XSLT Split large single parent node, group into smaller child-nodes
I recently asked this question, but realize I didn't explain it very
clearly. I have a large .csv file (8000k+ lines) composed of invoices,
with multiple lines per invoices. I am parsing that into an XML structure
as shown below (simplified).
Input 1 - $XMLInput
<?xml version="1.0" encoding="UTF-8"?>
<root>
<row>
<invoiceNumber>1</invoiceNumber>
<invoiceText>invoice 1-1</invoiceText>
<position>1<position>
...
</row>
<row>
<invoiceNumber>1</invoiceNumber>
<invoiceText>invoice 1-2</invoiceText>
<position>2<position>
...
</row>
<row>
<invoiceNumber>2</invoiceNumber>
<invoiceText>invoice 2-1</invoiceText>
<position>3<position>
...
</row>
<row>
<invoiceNumber>2</invoiceNumber>
<invoiceText>invoice 2-2</invoiceText>
<position>4<position>
...
</row>
<row>
<invoiceNumber>3</invoiceNumber>
<invoiceText>invoice 3-1</invoiceText>
<position>5<position>
...
</row>
<row>
<invoiceNumber>3</invoiceNumber>
<invoiceText>invoice 3-2</invoiceText>
<position>6<position>
...
</row>
</roow>
Input 2 - $maxBatchSize Description: Break to next batch after it gets
larger than this size (constant)
Input 3 - $countInvoices Description: Total number of unique invoice
numbers in the file (constant)
Input 4 - $listOfInvoices Description: Recurring variable of unique
invoice numbers in document. Example:
<root>
<row>
<invoiceNumber>1</invoiceNumber>
</row>
<row>
<invoiceNumber>2</invoiceNumber>
</row>
<row>
<invoiceNumber>3</invoiceNumber>
</row>
</root>
To improve performance time, I need to group these elements by
invoiceNumber, into batches no bigger than X nodes each (variable to be
imported). From there I will send each batch to a child processor in
parallel, instead of processing the entire original document at once.

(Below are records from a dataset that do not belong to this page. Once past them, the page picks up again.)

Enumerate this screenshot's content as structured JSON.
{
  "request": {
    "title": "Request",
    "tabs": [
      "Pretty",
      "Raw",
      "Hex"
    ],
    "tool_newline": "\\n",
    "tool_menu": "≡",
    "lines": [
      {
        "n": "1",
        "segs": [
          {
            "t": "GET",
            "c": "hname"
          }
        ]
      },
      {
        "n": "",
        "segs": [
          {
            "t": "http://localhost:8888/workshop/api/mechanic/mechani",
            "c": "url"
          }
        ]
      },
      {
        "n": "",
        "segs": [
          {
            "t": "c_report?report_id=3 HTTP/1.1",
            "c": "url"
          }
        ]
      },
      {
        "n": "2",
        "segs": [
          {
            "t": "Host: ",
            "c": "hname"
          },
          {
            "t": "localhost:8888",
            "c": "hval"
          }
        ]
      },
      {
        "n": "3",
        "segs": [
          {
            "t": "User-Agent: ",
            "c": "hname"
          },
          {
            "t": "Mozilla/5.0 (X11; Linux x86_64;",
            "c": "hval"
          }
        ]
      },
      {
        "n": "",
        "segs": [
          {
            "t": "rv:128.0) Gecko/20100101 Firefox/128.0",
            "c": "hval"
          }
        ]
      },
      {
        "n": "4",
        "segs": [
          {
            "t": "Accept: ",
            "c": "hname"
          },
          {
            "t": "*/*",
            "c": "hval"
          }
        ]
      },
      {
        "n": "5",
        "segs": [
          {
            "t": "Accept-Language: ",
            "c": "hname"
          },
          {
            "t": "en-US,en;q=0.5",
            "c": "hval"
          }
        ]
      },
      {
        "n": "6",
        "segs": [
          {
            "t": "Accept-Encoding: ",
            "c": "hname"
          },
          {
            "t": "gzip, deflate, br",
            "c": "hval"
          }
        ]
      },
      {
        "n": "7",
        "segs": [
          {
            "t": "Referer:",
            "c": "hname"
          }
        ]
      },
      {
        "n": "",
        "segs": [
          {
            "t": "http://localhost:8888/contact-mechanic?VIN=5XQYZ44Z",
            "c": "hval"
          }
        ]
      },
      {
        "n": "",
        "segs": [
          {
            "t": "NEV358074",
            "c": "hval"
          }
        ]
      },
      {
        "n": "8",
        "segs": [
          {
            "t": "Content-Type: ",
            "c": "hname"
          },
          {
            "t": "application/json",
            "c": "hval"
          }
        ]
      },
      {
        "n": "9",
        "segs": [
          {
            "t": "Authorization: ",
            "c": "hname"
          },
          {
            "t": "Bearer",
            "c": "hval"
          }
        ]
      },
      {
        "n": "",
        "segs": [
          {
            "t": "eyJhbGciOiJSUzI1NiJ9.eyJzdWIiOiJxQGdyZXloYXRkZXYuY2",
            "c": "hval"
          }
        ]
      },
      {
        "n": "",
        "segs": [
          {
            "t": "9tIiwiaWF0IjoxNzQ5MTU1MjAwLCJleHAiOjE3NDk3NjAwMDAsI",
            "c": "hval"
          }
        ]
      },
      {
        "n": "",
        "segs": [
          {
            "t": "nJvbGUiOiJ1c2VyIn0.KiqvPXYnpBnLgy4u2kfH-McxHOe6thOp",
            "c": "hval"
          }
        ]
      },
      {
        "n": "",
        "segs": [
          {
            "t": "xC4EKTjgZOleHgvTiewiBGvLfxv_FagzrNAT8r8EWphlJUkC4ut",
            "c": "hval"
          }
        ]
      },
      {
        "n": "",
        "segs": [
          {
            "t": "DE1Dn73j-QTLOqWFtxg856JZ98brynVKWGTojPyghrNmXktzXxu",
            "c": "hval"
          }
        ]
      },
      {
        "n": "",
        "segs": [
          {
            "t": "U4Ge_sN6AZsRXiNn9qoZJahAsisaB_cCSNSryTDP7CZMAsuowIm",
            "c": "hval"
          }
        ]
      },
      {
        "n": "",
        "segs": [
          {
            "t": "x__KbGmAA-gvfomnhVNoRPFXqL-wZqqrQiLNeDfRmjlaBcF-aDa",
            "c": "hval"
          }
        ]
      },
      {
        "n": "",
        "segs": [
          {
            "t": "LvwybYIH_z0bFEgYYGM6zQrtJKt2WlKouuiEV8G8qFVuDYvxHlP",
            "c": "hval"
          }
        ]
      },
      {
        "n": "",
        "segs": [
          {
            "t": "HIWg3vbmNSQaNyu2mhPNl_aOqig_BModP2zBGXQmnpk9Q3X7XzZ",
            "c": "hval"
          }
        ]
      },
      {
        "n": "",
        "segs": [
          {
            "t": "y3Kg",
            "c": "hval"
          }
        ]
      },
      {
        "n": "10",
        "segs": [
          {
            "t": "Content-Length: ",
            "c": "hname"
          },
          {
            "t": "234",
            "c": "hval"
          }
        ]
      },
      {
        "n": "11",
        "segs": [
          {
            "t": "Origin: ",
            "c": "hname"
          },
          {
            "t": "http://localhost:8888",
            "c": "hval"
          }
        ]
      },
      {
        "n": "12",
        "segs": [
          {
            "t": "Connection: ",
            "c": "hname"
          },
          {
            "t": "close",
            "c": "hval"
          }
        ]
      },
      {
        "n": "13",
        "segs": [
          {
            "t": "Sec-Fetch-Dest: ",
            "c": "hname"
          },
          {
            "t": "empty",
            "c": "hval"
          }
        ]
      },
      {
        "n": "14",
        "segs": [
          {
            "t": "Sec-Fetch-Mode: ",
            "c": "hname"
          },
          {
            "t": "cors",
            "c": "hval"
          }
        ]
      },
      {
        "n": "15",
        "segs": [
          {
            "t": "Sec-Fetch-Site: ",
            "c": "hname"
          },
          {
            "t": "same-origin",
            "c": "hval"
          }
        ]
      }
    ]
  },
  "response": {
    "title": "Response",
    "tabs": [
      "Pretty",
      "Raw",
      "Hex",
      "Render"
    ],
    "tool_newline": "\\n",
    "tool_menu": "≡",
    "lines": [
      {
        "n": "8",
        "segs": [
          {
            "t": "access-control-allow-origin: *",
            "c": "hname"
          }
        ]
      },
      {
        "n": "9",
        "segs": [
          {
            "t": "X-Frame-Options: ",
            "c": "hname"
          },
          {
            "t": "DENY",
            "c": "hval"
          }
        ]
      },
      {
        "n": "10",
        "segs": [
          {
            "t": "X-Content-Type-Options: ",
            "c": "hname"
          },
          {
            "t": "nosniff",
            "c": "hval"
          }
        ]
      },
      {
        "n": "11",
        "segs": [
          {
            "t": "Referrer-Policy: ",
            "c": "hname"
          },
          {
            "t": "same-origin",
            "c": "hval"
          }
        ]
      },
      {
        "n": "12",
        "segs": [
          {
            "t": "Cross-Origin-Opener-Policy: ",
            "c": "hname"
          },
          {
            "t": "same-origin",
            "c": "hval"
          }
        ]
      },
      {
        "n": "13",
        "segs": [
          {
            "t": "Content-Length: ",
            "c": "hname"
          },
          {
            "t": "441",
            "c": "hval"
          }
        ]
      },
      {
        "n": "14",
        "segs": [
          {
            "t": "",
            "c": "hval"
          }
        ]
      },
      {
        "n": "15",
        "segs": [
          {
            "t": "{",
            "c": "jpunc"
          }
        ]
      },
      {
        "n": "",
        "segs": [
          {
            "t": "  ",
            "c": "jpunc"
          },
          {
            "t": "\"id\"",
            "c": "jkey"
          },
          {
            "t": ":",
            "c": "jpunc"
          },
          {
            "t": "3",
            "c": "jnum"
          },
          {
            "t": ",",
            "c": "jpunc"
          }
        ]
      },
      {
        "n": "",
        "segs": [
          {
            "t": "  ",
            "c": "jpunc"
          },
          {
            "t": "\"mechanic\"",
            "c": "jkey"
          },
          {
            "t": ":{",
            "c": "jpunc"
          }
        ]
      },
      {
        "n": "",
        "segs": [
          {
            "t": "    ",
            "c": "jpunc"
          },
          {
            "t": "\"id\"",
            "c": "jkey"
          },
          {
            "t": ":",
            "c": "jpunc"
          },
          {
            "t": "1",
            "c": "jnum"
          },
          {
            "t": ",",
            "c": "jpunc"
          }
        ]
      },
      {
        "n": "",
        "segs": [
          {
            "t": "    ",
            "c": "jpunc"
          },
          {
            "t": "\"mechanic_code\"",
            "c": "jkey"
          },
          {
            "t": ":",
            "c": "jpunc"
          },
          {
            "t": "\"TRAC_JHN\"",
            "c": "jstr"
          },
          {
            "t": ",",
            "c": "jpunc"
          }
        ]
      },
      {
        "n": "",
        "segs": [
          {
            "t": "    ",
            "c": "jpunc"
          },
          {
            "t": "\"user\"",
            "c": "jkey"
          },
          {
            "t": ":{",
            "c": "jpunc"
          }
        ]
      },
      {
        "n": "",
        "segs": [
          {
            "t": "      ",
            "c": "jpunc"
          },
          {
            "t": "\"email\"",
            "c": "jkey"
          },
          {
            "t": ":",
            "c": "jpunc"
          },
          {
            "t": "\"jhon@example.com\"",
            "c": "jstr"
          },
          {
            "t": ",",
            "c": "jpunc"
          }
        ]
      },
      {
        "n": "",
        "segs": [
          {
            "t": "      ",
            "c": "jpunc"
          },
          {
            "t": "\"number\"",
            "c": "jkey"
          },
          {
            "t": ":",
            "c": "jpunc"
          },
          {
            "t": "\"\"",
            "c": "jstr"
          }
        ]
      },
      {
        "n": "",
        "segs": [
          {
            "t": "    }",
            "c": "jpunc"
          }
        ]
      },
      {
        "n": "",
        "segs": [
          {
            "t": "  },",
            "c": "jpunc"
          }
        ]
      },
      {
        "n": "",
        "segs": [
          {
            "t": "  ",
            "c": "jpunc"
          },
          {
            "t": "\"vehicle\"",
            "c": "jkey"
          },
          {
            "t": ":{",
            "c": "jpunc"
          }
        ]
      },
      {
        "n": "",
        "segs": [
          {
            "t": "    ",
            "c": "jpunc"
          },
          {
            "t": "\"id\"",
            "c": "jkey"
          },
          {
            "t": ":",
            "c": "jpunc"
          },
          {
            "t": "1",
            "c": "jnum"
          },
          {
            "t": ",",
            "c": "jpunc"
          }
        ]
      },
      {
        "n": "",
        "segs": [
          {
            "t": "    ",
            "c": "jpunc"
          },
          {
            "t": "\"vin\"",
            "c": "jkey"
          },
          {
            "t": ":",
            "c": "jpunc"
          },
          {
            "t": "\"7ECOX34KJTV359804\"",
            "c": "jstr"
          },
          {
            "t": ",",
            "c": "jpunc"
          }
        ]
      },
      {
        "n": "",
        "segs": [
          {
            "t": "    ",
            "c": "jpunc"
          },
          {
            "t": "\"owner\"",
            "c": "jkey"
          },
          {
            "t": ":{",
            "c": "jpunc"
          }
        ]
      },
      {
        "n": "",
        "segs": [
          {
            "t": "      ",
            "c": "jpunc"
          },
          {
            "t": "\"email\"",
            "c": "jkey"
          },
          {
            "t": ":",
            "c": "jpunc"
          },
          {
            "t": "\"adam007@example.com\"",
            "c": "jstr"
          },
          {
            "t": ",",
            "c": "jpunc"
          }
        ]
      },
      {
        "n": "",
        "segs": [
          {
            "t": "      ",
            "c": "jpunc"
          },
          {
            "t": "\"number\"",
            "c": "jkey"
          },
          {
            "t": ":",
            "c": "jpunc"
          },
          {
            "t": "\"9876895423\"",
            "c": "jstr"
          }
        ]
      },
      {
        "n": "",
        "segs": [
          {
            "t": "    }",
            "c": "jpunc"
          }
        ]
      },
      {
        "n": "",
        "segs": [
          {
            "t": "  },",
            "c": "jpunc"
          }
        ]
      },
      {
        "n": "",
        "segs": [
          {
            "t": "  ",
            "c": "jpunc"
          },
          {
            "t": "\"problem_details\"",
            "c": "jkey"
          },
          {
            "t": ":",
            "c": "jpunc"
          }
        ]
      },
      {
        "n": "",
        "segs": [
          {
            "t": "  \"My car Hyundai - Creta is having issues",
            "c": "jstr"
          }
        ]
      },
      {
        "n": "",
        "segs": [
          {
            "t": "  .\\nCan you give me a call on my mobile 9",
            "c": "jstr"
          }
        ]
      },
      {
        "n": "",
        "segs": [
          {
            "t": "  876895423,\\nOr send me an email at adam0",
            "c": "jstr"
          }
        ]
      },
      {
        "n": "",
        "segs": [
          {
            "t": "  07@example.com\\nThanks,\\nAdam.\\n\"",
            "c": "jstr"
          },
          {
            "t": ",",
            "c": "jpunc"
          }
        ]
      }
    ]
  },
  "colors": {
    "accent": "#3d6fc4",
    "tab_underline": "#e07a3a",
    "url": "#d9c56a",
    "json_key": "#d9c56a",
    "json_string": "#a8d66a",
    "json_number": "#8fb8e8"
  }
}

E.g., in the example XML doc above, if the batch size could be no larger
than 3, I would need the following XML output:
Output 1 - $XMLOutput
<root>
<batch>
<row>
<invoiceNumber>1</invoiceNumber>
<invoiceText>invoice 1-1</invoiceText>
<position>1<position>
...
</row>
<row>
<invoiceNumber>1</invoiceNumber>
<invoiceText>invoice 1-2</invoiceText>
<position>2<position>
...
</row>
<row>
<invoiceNumber>2</invoiceNumber>
<invoiceText>invoice 2-1</invoiceText>
<position>3<position>
...
</row>
<row>
<invoiceNumber>2</invoiceNumber>
<invoiceText>invoice 2-2</invoiceText>
<position>4<position>
...
</row>
</batch>
<batch>
<row>
<invoiceNumber>3</invoiceNumber>
<invoiceText>invoice 3-1</invoiceText>
<position>5<position>
...
</row>
<row>
<invoiceNumber>3</invoiceNumber>
<invoiceText>invoice 3-2</invoiceText>
<position>6<position>
...
</row>
</batch>
</root>
It is a requirement that all the lines for an invoice are sent in the same
batch. My initial XSLT attempt is below (2.0), I tried to emulate a while
loop, keep appending groups of invoices to the current node by recursively
calling the template. When the max batch size is reached, I recursively
call the batch template to create a new batch. I'm passing the invoice and
batch counter between each recursive call.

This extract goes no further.